Cite the following passage in your discussion.
It will be clear by now that, if we are to have any chance of making progress, I must produce examples of “real” mathematical theorems, theorems which every mathematician will admit to be first-rate.
… I can hardly do better than go back to the Greeks. I will state and prove two of the famous theorems of Greek mathematics. They are “simple” theorems, simple both in idea and in execution, but there is no doubt at all about their being theorems of the highest class. Each is as fresh and significant as when it was discovered– two thousand years have not written a wrinkle on either of them. Finally, both the statements and the proofs can be mastered in an hour by any intelligent reader, however slender his mathematical equipment.
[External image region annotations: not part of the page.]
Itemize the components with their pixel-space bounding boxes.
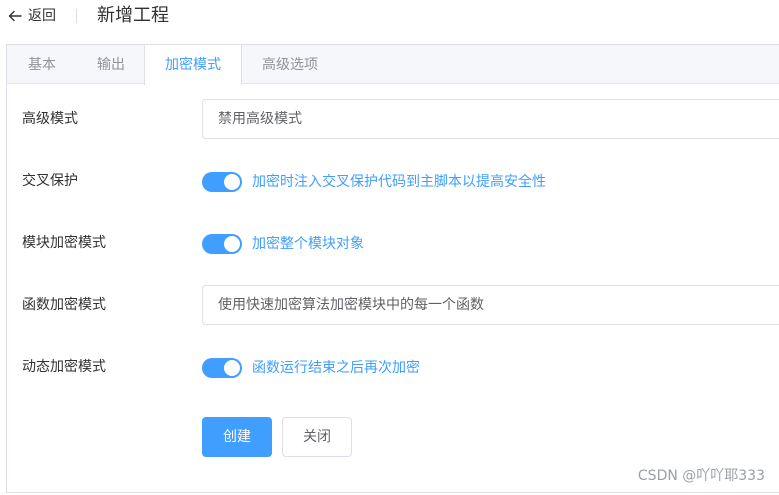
- module-mode-switch[interactable]: [202, 234, 242, 254]
- advanced-mode-value: 禁用高级模式: [218, 111, 302, 127]
- close-button[interactable]: 关闭: [282, 417, 352, 457]
- function-mode-select[interactable]: 使用快速加密算法加密模块中的每一个函数: [202, 285, 779, 325]
- advanced-mode-label: 高级模式: [22, 111, 78, 127]
- cross-protect-label: 交叉保护: [22, 173, 78, 189]
- arrow-left-icon: [8, 9, 22, 23]
- tab-output[interactable]: 输出: [77, 45, 145, 84]
- switch-knob: [224, 174, 240, 190]
- tab-bar: 基本 输出 加密模式 高级选项: [7, 45, 779, 85]
- switch-knob: [224, 360, 240, 376]
- tab-advanced-options[interactable]: 高级选项: [242, 45, 338, 84]
- back-label: 返回: [28, 8, 56, 24]
- watermark: CSDN @吖吖耶333: [637, 468, 765, 484]
- tab-basic[interactable]: 基本: [7, 45, 77, 84]
- module-mode-label: 模块加密模式: [22, 235, 106, 251]
- cross-protect-text: 加密时注入交叉保护代码到主脚本以提高安全性: [252, 174, 546, 190]
- function-mode-value: 使用快速加密算法加密模块中的每一个函数: [218, 297, 484, 313]
- module-mode-text: 加密整个模块对象: [252, 236, 364, 252]
- page-header: 返回 新增工程: [0, 0, 779, 34]
- header-divider: [76, 9, 77, 23]
- cross-protect-row: 加密时注入交叉保护代码到主脚本以提高安全性: [202, 172, 546, 192]
- cross-protect-switch[interactable]: [202, 172, 242, 192]
- tab-encrypt-mode[interactable]: 加密模式: [144, 45, 242, 85]
- back-button[interactable]: 返回: [8, 7, 56, 25]
- dynamic-mode-switch[interactable]: [202, 358, 242, 378]
- advanced-mode-select[interactable]: 禁用高级模式: [202, 99, 779, 139]
- switch-knob: [224, 236, 240, 252]
- create-button[interactable]: 创建: [202, 417, 272, 457]
- page-title: 新增工程: [97, 5, 169, 26]
- dynamic-mode-text: 函数运行结束之后再次加密: [252, 360, 420, 376]
- function-mode-label: 函数加密模式: [22, 297, 106, 313]
- dynamic-mode-row: 函数运行结束之后再次加密: [202, 358, 420, 378]
- dynamic-mode-label: 动态加密模式: [22, 359, 106, 375]
- module-mode-row: 加密整个模块对象: [202, 234, 364, 254]
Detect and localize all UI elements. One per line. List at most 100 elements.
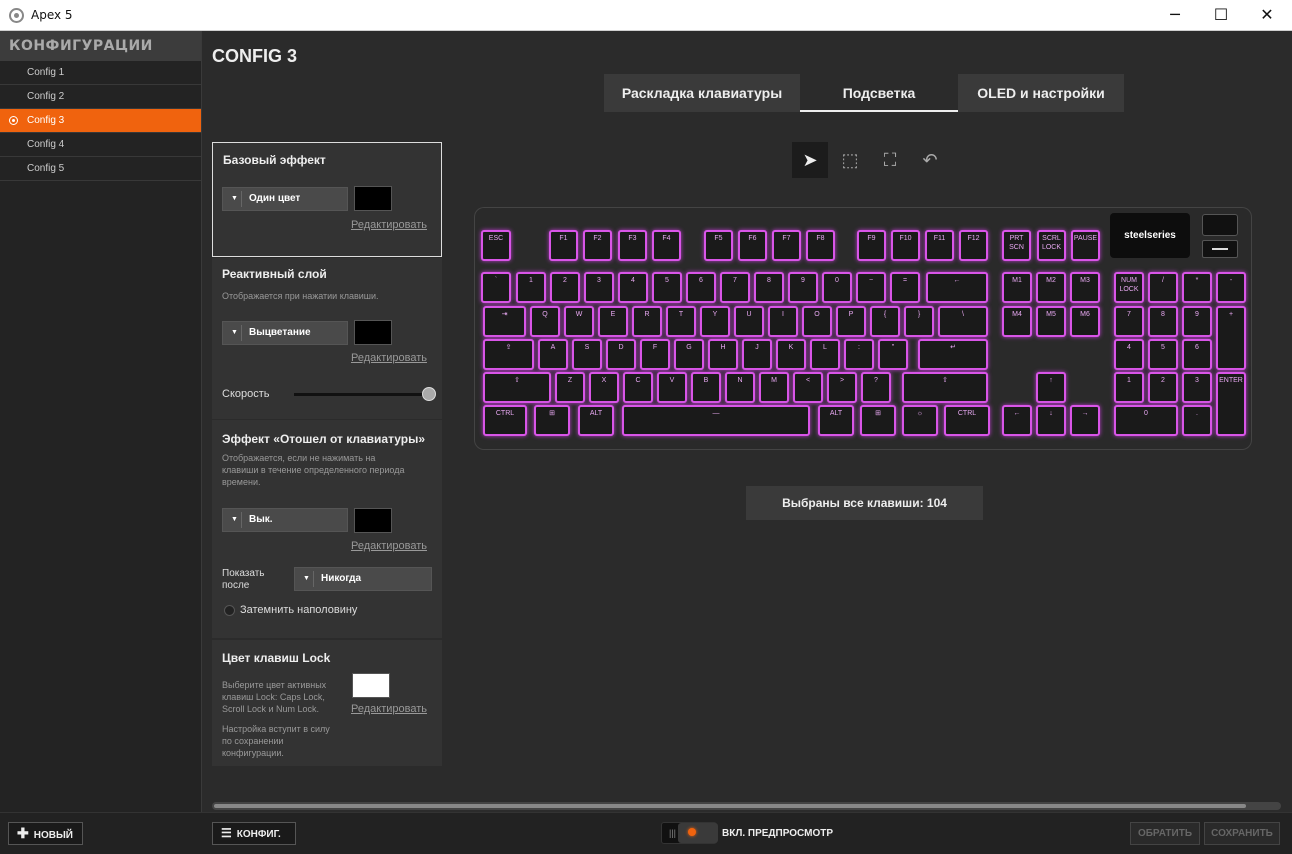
key[interactable]: ↑ (1036, 372, 1066, 403)
key[interactable]: ` (481, 272, 511, 303)
key[interactable]: F4 (652, 230, 681, 261)
key[interactable]: - (1216, 272, 1246, 303)
key[interactable]: + (1216, 306, 1246, 370)
speed-slider-track[interactable] (294, 393, 430, 396)
key[interactable]: J (742, 339, 772, 370)
key[interactable]: ⇥ (483, 306, 526, 337)
key[interactable]: → (1070, 405, 1100, 436)
away-color-swatch[interactable] (354, 508, 392, 533)
close-button[interactable]: ✕ (1244, 0, 1290, 31)
key[interactable]: M5 (1036, 306, 1066, 337)
key[interactable]: } (904, 306, 934, 337)
key[interactable]: F9 (857, 230, 886, 261)
reactive-color-swatch[interactable] (354, 320, 392, 345)
key[interactable]: N (725, 372, 755, 403)
apply-button[interactable]: ОБРАТИТЬ (1130, 822, 1200, 845)
key[interactable]: PAUSE (1071, 230, 1100, 261)
key[interactable]: ⇪ (483, 339, 534, 370)
key[interactable]: O (802, 306, 832, 337)
scrollbar-thumb[interactable] (214, 804, 1246, 808)
base-effect-color-swatch[interactable] (354, 186, 392, 211)
key[interactable]: F2 (583, 230, 612, 261)
key[interactable]: . (1182, 405, 1212, 436)
key[interactable]: 4 (1114, 339, 1144, 370)
key[interactable]: ESC (481, 230, 511, 261)
base-effect-dropdown[interactable]: ▼ Один цвет (222, 187, 348, 211)
key[interactable]: > (827, 372, 857, 403)
key[interactable]: M6 (1070, 306, 1100, 337)
key[interactable]: 6 (686, 272, 716, 303)
key[interactable]: = (890, 272, 920, 303)
key[interactable]: F12 (959, 230, 988, 261)
key[interactable]: < (793, 372, 823, 403)
key[interactable]: F6 (738, 230, 767, 261)
key[interactable]: 9 (788, 272, 818, 303)
key[interactable]: ← (1002, 405, 1032, 436)
key[interactable]: 9 (1182, 306, 1212, 337)
key[interactable]: 7 (720, 272, 750, 303)
key[interactable]: { (870, 306, 900, 337)
key[interactable]: ⊞ (860, 405, 896, 436)
base-effect-edit-link[interactable]: Редактировать (351, 219, 427, 231)
key[interactable]: F11 (925, 230, 954, 261)
key[interactable]: 0 (1114, 405, 1178, 436)
pointer-tool-icon[interactable]: ➤ (792, 142, 828, 178)
key[interactable]: B (691, 372, 721, 403)
config-item-3[interactable]: Config 3 (0, 109, 201, 133)
minimize-button[interactable]: ─ (1152, 0, 1198, 31)
key[interactable]: G (674, 339, 704, 370)
key[interactable]: K (776, 339, 806, 370)
key[interactable]: Q (530, 306, 560, 337)
key[interactable]: 2 (550, 272, 580, 303)
key[interactable]: W (564, 306, 594, 337)
key[interactable]: ALT (818, 405, 854, 436)
speed-slider-handle[interactable] (422, 387, 436, 401)
config-item-2[interactable]: Config 2 (0, 85, 201, 109)
key[interactable]: " (878, 339, 908, 370)
key[interactable]: ALT (578, 405, 614, 436)
key[interactable]: − (856, 272, 886, 303)
key[interactable]: ↵ (918, 339, 988, 370)
away-dropdown[interactable]: ▼ Вык. (222, 508, 348, 532)
key[interactable]: 3 (1182, 372, 1212, 403)
key[interactable]: A (538, 339, 568, 370)
key[interactable]: Y (700, 306, 730, 337)
key[interactable]: * (1182, 272, 1212, 303)
key[interactable]: 8 (754, 272, 784, 303)
reactive-edit-link[interactable]: Редактировать (351, 352, 427, 364)
config-menu-button[interactable]: ☰ КОНФИГ. (212, 822, 296, 845)
key[interactable]: V (657, 372, 687, 403)
save-button[interactable]: СОХРАНИТЬ (1204, 822, 1280, 845)
key[interactable]: T (666, 306, 696, 337)
select-all-icon[interactable]: ⛶ (872, 142, 908, 178)
lock-color-swatch[interactable] (352, 673, 390, 698)
select-rectangle-icon[interactable]: ⬚ (832, 142, 868, 178)
key[interactable]: : (844, 339, 874, 370)
key[interactable]: ⇧ (483, 372, 551, 403)
key[interactable]: 7 (1114, 306, 1144, 337)
undo-icon[interactable]: ↶ (912, 142, 948, 178)
config-item-5[interactable]: Config 5 (0, 157, 201, 181)
tab-lighting[interactable]: Подсветка (800, 74, 958, 112)
key[interactable]: 5 (652, 272, 682, 303)
key[interactable]: PRT SCN (1002, 230, 1031, 261)
key[interactable]: SCRL LOCK (1037, 230, 1066, 261)
key[interactable]: H (708, 339, 738, 370)
away-edit-link[interactable]: Редактировать (351, 540, 427, 552)
key[interactable]: CTRL (944, 405, 990, 436)
key[interactable]: P (836, 306, 866, 337)
key[interactable]: X (589, 372, 619, 403)
key[interactable]: 8 (1148, 306, 1178, 337)
key[interactable]: F7 (772, 230, 801, 261)
key[interactable]: F5 (704, 230, 733, 261)
key[interactable]: I (768, 306, 798, 337)
key[interactable]: 5 (1148, 339, 1178, 370)
key[interactable]: ↓ (1036, 405, 1066, 436)
key[interactable]: \ (938, 306, 988, 337)
key[interactable]: L (810, 339, 840, 370)
key[interactable]: M2 (1036, 272, 1066, 303)
key[interactable]: ← (926, 272, 988, 303)
key[interactable]: / (1148, 272, 1178, 303)
key[interactable]: ☼ (902, 405, 938, 436)
show-after-dropdown[interactable]: ▼ Никогда (294, 567, 432, 591)
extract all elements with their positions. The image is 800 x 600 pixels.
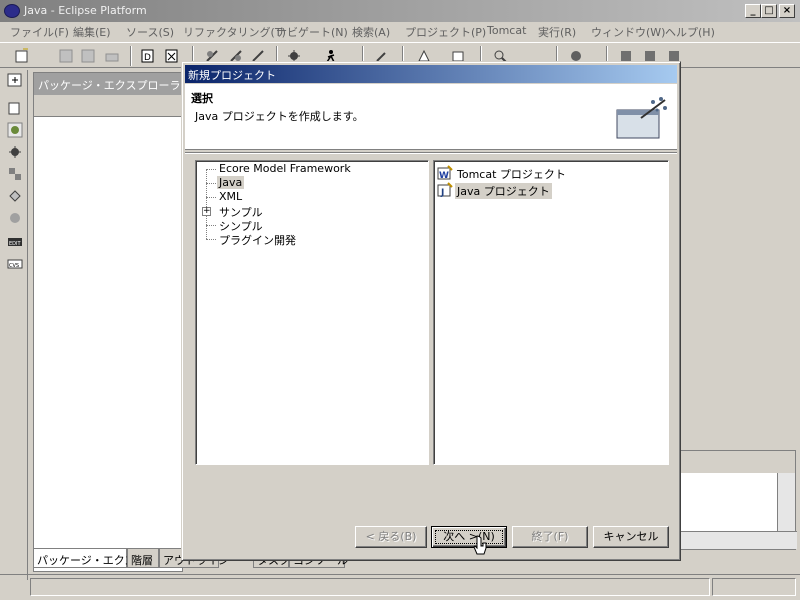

I. The first is Euclid’s proof of the existence of an infinity of prime numbers.
The prime numbers or primes are the numbers
(A) 2, 3, 5, 7, 11, 13, 17, 19, 23, 29, …
which cannot be resolved into smaller factors. Thus 37 and 317 are prime. The primes are the material out of which all numbers are built up by multiplication: thus
666 = 2 . 3 . 3 . 37.
Every number which is not prime itself is divisible by at least one prime (usually, of course, by several). We have to prove that there are infinitely many primes, i.e. that the series (A) never comes to an end.
Let us suppose that it does, and that
2, 3, 5, . . . , P
is the complete series (so that P is the largest prime); and let us, on this hypothesis, consider the numberQ = (2 . 3 . 5 . . . . . P) + 1.
It is plain that Q is not divisible by any of
2, 3, 5, …, P;
for it leaves the remainder 1 when divided by any one of these numbers. But, if not itself prime, it is divisible by some prime, and therefore there is a prime (which may be Q itself) greater than any of them. This contradicts our hypothesis, that there is no prime greater than P; and therefore this hypothesis is false.
The proof is by reductio ad absurdum, and reductio ad absurdum, which Euclid loved so much, is one of a mathematician’s finest weapons. It is a far finer gambit than any chess gambit: a chess player may offer the sacrifice of a pawn or even a piece, but a mathematician offers the game.
— G. H. Hardy,
A Mathematician’s Apology,
quoted in the online guide for
Clear and Simple as the Truth:
Writing Classic Prose, by
Francis-Noël Thomas
and Mark Turner,
Princeton University Press
In discussing Davies’s claim that the above proof is by induction, you may want to refer to Davies’s statement that
Geometry was a well developed mathematical discipline based upon explicit axioms over one and a half millennia before the law of induction was first formulated
and to Hardy’s statement that the above proof is due to Euclid.